At this point so many things ran through my head as we got closer. There were 100’s of shoes strewn all over the streets from women who literally ran out of them. As we moved toward the towers we were met by 1000’s of people running away in our direction. But we were determined to keep going. At one point there was nothing between us and the towers except 2 police officers preparing to block the street entrance but they were too late as we blew right past them and got within 200 ft. of two burning towers. It was as if we were part of a movie. It didn’t seem real. We had to position ourselves beneath a structure as debris was hitting the ground all around us. At this point Chris decided to leave and made his way uptown and knowing that there was no possible way I would be able to know if my brother was in any part of the towers I could have followed but I stayed.

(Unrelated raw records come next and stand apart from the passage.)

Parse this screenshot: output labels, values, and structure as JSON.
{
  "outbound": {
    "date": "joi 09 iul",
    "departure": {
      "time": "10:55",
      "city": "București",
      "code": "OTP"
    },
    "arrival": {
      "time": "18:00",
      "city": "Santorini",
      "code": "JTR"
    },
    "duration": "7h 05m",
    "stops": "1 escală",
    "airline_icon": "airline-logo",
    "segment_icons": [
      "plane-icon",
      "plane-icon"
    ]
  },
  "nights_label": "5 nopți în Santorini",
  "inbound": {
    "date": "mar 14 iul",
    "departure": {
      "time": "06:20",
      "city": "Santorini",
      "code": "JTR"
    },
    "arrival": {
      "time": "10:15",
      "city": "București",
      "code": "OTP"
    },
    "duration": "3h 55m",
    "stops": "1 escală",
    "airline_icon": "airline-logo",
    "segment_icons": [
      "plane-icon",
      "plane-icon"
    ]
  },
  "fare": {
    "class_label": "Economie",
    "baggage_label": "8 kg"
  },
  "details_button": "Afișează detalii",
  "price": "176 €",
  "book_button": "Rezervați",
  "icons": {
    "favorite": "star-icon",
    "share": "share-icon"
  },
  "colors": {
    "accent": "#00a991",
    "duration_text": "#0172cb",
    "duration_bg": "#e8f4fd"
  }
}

I was now standing in what seemed to be a war zone. There were scattered police and firefighters all around the streets. It seemed that I was one of only a handful of civilians so I had to pass myself off as a security agent as I was determined to stay and help. I was now outside the Bankers Trust (130 Liberty St.) building approximately 100 ft. or so away from the entrance of the main tower. I could hear objects hitting the ground around me so I decided to work my way around the back of the building and now I had learned what had happened.
I was standing in the middle of what were the remains of a passenger aircraft. There were seats and engine parts smashed through car windows everywhere. What seemed to be an engine was embedded into the sidewalk and body parts were strewn all over the street. Then I looked down to my feet and picked up a passport. It was a Saudi passport. It was green with Arabic writing and as I opened it and saw the man’s face inside it and I felt as if I were looking into the eyes of someone that may have been part of the terror that I was witnessing around me and I later learned that I was right as I passed it off to an FBI agent that was standing a block away on West side Hwy who immediately took it from me. He then instructed me to leave the area but before he could notice I ran back to the side of the Bankers Trust building determined to help find survivors that may have been hurt in the streets or in the cars. Then my life was changed forever.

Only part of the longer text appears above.